The Story of the Buddha and the Third Noble Truth

 

“It is good to tame the mind, which is difficult to hold in and flighty, rushing wherever it listeth; a tamed mind brings happiness.”

Gautama Buddha, The Dhammapada

 

 

Buddhism is a non-theistic religion. The Buddha is not a god to be worshiped. He was a man who reached enlightenment and shared this knowledge with disciples.

He began life as Siddhartha Gautama 2,600 years ago, an Indian prince whose father protected him from all suffering. Eventually, though, Siddhartha witnessed human suffering firsthand. He consequently renounced wealth and went in search of enlightenment, leaving the palace to join ascetics on his quest. After many years of difficult practice, the Buddha failed to achieve enlightenment. He left his fellow ascetics, eventually meditating under the Bodhi Tree where he understood the origin and cure for suffering: the Four Noble Truths.
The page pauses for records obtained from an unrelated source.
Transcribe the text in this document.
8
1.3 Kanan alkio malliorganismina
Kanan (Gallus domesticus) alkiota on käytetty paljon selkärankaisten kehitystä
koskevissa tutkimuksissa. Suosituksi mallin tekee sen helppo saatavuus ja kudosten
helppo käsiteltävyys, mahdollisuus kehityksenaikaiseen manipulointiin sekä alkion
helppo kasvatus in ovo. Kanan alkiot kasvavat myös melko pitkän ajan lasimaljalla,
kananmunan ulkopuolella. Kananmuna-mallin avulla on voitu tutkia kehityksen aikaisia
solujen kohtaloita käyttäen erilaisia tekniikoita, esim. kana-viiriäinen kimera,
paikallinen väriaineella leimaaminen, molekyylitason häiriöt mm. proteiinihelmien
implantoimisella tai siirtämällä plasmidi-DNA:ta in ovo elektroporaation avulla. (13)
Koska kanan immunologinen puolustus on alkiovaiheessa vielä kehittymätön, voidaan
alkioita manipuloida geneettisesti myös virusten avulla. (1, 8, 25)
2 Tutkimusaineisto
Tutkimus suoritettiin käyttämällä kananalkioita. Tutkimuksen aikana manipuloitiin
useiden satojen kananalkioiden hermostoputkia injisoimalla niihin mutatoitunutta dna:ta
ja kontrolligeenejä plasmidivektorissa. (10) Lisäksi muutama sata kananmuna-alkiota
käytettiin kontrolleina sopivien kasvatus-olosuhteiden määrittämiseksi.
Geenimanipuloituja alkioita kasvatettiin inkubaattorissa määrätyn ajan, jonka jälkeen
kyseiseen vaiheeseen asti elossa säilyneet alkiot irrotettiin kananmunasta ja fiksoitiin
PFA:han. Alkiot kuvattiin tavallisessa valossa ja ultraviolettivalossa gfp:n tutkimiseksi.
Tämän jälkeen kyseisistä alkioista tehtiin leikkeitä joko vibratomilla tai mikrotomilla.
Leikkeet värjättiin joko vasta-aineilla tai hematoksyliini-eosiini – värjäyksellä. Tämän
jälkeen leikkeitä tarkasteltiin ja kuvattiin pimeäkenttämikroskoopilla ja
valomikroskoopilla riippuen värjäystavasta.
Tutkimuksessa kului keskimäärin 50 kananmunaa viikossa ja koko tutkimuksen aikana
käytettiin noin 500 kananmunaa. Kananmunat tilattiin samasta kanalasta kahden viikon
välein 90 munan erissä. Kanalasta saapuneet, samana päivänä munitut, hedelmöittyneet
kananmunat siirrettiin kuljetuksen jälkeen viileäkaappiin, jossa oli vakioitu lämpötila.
As previously mentioned, the First Noble Truth is that life contains suffering. The Second is that we can trace the causes of suffering. The Third Noble Truth is that we can end our suffering.

Like Jesus, the Buddha told stories and used analogies to explain enlightenment. One of the best known involves being shot by an arrow.

Imagine being shot by an arrow. It would hurt, right? That’s pain.

Now imagine being shot in the same place by a second arrow. That would really hurt, right? That’s suffering.

We do this to ourselves all the time.

Here’s a ridiculous example from my own life.

A few days ago, as I was putting away groceries, a full bottle of kombucha fell off of the top shelf of the refrigerator onto the tile floor. It shattered. I was barefoot. I tiptoed out of the kitchen and put on my pink Croc sandals before heading back into the kitchen to deal with the mess. Later, the ball of my right foot hurt. This is all first arrow stuff. There was a bottle that fell, shattered, and made a mess. I cleaned up, and I noticed some pain later.

Here’s the second arrow. My foot would hurt, and I would think, what if there’s glass in there? Could there be a tiny piece of embedded glass? If there is, how will I get it out? If I can’t, I guess I could go to urgent care. But I live in Florida where COVID-19 cases are skyrocketing, and I don’t want to go to urgent care. What if I got COVID-19 from going to urgent care? Okay, I won’t go, but what if my foot gets infected? Does this mean I won’t be able to run? I mean even if there’s no glass in there, what if my foot still hurts tomorrow? I don’t want to miss a day of running. That would be awful!

I’m happy to say that I didn’t (but in the past, I’m pretty sure I would have) add in various blaming insults to myself about being stupid to have allowed the bottle to drop in the first place.

That’s all second arrow suffering—minor suffering for sure—but if I’d already been anxious, maybe about something like a global pandemic, it may have been enough to make me truly suffer. And it came from my story, not from the shattered bottle.

Because the Buddha was a man, not a god, I have the same potential within me to end suffering that he had.

Therefore, thanks to mindfulness, I was able to pull back and see how I was making myself suffer unnecessarily and to stop telling that story.